Elizabethan Magic March 22, 2006

Educated Elizabethans lived in a world of similitudes. As EMW Tillyard argued, the Elizabethan world picture was constituted by a series of analogous chains of being. The social world manifested and was manifested by the natural world; the universe as a whole resembled human beings; there was a hierarchy among plants and rocks and animals that mirrored the hierarchy of planets and the hierarchy of political order.

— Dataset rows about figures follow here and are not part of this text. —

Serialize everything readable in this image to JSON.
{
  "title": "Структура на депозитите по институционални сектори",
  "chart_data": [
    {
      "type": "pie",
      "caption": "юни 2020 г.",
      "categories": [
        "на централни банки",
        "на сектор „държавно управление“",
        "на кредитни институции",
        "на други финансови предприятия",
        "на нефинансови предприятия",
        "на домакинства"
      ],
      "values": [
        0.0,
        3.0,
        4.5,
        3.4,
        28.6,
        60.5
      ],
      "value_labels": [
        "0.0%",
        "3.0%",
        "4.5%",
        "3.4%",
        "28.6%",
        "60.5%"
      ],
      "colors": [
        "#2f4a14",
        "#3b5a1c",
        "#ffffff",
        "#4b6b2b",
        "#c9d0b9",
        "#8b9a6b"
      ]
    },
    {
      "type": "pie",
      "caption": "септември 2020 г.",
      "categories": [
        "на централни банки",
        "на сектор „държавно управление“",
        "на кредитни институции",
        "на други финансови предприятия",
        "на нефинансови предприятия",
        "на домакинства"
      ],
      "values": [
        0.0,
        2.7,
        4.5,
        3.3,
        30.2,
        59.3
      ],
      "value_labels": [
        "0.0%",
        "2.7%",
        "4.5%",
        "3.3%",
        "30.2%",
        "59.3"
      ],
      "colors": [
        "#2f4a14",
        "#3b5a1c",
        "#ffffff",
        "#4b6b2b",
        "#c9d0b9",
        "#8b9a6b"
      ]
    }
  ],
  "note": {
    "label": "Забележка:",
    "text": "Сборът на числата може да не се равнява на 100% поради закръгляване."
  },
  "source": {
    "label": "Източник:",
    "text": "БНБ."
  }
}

Michel Foucault has drawn attention to this by discussing the “Four Similitudes” that helped to construct European thinking through the end of the sixteenth century. Things that are similar by “convenience” (conventia) are similar because they are in close proximity to each other. Body and soul are convenient to each other: the soul is made dense and earth-like so that it can be joined to the material body, and the soul both animates the body and is affected by bodily appetites. Things related by “emulation” (aemulatio) are not dependent upon their proximity for their connection. The human face emulates the sky, in that “his two eyes, with their limited brightness, are a reflection of the vast illumination spread across the sky by sun and moon; the mouth is Venus, since it gives passage to kisses and words of love; the nose provides an image in miniature of Jove’s scepter and Mercury’s staff.” Analogy (analogia) is the third similitude, and combines the two former ones. Analogy is not dependent on visible, substantial similarities but includes more subtle ones that are based only on relation: The stars are to the sky as plans are to the earth, as diamonds are in the rocks, as sense organs in the face, and so on. Analogy stretches out in endless resemblances. Finally, there are the “sympathies,” powers of attraction that pull things together. Standing opposed to sympathy is “antipathy,” which forces things apart. Were sympathy given free rein, all would be drawn into undifferentiated sameness (Parmenides); were antipathy to reign supreme, it would be a war of all against all (Heraclitus). The tension of the two forces creates space, time, and also makes possible the other forms of resemblance, because it is this tension that makes for difference and similarity. These similitudes are not always apparent, but have to be read off the “signatures” evident in visible reality, which are signs pointing to similitudes of various sorts. The fact that a walnut resembles a brain is a sign that walnuts are useful for relieving headaches.

In such a world, the line between science and magic, between knowing and divination, becomes exceedingly thin: “The world is covered with signs that must be deciphered, and those signs, which reveal resemblances and affinities, are themselves no more than forms of similitude. To know must therefore be to interpret: to find a way from the visible mark to that which is being said by it and which, without that mark, would lie like unbroken speech, dormant within things.” In such a system, “divination is not a rival form of knowledge; it is part of the main body of knowledge itself.” In short, “The project of elucidating the ‘Natural Magics,’ which occupies an important place at the end of the sixteenth century and survives into the middle of the seventeenth, is not a vestigial phenomenon in the European consciousness; it was revived . . . because the fundamental configuration of knowledge consisted of the reciprocal cross-reference of signs and similitudes. The form of magic was inherent in this way of knowing.”